As the Finance Minister worked his way through the budget speech on Thursday it became obvious that the advance press was true and we were receiving a do nothing budget.  I had to wonder if we are living in the same country since the Canada I experience in my role as MP is defined by need, while his seems to be defined by a desire to set the Conservatives up with a surplus budget to campaign on in 2015.

In some ways this is a do nothing budget, but that is a phrase that lets the Conservatives off the hook. It ignores the jaded choices that have been made by the Finance Minister in his singular pursuit of a budget surplus.

To begin with, the budget signals the government acceptance that Canada will remain in a jobless recovery from the last recession.  What jobs we have added are mostly part-time, low paying and are no replacement for the hundreds of thousands of full time, good paying jobs that we lost.  In addition to that, the budget did away with the Small Business Hiring Credit that helped add jobs to our economy.

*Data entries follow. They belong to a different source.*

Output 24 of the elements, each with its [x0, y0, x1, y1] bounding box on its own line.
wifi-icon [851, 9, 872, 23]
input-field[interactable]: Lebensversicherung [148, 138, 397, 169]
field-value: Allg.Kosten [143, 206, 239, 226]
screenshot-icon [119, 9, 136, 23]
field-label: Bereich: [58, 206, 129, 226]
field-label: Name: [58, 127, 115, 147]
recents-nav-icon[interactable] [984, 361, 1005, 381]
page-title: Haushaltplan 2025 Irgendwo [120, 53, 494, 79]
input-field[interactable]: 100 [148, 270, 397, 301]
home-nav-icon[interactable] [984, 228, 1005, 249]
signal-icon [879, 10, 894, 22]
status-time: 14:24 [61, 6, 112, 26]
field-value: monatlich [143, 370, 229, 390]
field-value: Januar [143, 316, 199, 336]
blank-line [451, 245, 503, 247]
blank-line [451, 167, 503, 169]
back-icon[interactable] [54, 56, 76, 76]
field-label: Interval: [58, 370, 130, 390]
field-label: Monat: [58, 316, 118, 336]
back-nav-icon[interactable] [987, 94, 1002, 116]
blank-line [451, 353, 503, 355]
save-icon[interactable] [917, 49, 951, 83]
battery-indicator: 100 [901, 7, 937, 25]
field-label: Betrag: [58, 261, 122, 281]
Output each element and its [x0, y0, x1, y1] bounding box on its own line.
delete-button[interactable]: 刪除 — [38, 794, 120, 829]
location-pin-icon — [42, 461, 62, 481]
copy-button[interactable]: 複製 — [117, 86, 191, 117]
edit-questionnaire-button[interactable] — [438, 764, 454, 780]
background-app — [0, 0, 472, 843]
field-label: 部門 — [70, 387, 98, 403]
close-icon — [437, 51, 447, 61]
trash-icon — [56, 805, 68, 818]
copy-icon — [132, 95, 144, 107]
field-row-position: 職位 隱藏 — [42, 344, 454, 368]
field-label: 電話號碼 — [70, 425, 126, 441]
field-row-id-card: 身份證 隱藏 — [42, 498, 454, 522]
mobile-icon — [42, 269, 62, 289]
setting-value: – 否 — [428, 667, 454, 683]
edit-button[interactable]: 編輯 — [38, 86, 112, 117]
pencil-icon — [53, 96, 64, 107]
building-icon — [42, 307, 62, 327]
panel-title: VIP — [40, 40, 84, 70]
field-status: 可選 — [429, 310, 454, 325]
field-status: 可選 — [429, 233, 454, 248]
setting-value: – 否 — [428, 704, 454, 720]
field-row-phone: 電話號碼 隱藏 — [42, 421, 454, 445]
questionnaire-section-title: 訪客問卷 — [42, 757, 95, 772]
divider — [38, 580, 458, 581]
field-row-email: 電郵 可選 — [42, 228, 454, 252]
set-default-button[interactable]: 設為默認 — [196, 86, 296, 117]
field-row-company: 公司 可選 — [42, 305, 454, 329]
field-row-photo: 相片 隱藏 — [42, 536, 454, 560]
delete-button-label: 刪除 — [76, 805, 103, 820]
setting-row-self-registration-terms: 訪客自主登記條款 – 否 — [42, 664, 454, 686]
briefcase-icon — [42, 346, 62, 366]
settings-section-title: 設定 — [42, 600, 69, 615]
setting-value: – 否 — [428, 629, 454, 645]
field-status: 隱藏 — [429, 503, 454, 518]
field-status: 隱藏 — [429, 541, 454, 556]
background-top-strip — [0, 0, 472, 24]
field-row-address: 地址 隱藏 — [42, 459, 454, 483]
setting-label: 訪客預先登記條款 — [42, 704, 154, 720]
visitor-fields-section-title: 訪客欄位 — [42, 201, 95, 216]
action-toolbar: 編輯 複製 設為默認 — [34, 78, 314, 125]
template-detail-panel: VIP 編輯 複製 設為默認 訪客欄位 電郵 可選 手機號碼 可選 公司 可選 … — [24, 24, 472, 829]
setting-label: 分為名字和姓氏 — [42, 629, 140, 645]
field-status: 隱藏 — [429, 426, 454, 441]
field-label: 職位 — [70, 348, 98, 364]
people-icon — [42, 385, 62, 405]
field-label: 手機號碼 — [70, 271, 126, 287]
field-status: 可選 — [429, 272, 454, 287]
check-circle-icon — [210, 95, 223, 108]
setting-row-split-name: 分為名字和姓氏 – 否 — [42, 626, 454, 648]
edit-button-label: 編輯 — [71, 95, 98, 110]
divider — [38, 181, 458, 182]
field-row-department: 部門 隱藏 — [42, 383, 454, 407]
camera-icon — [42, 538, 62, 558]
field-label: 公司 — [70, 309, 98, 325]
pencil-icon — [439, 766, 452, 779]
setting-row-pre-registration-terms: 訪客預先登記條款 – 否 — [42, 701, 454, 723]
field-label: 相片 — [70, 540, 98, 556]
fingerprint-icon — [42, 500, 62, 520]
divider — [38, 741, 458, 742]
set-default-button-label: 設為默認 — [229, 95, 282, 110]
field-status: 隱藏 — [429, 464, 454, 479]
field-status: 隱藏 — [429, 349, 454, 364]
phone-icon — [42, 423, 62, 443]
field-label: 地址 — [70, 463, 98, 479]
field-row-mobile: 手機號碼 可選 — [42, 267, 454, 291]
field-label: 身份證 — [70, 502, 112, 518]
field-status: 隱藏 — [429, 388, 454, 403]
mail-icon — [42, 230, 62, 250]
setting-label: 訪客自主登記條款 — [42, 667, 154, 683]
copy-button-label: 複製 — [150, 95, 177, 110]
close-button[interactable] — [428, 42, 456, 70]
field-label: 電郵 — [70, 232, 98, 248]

The budget ignored the plight of seniors who are forced to work only to have their Guaranteed Income Supplement clawed back if they make more than $3,500.  I have heard about this mean-hearted cash grab from all corners of Algoma-Manitoulin-Kapuskasing, but seniors living in poverty weren’t on the Finance Ministers radar this year.

First Nations did rate a mention in the budget, but apart from providing less cash than is needed for the Water and Wastewater Action Plan and the Aboriginal Justice Strategy, everything else was aimed for 2015 and beyond.  That won’t change a thing in chronically underfunded First Nation schools this year which is shameful.

Consumers looking for something in the budget to reel in excessive credit card interest rates, ATM fees, or to address household debt were shut out.  Gas prices, which are always higher in Northern Ontario, did rate a mention, but the focus will be cross border disparity, not the gouging that northern or remote consumers face.  There was a re-announcement of the government’s intention to do something about pay to pay fees, but if it matches their actions on predatory pay-day lenders, it will amount to an awareness campaign – which equals more tax dollars for advertising and no action.

The forestry sector, which is so important to our regional economy, received a fraction of what was being asked for to support the Investments in Forest Industry Transformation program.  Keep in mind we have lost 30,000 forestry jobs in Ontario alone in the time that the Conservatives have been in power.   When compared to the enthusiastic support the government gives to the profitable oil and gas sector with tax breaks and subsidies, it is clear that forestry is not a priority.

What is a priority for the government is creating a surplus.  That is not creating a balanced budget, but amounts to hording.  They will use it next year to drop a  pre-election good news budget that will have been paid for by unemployed and underemployed Canadians, seniors struggling to make ends meet, First Nations’ students, and cash-strapped families all of whom were basically snubbed in the budget.  In my books that’s doing something after all.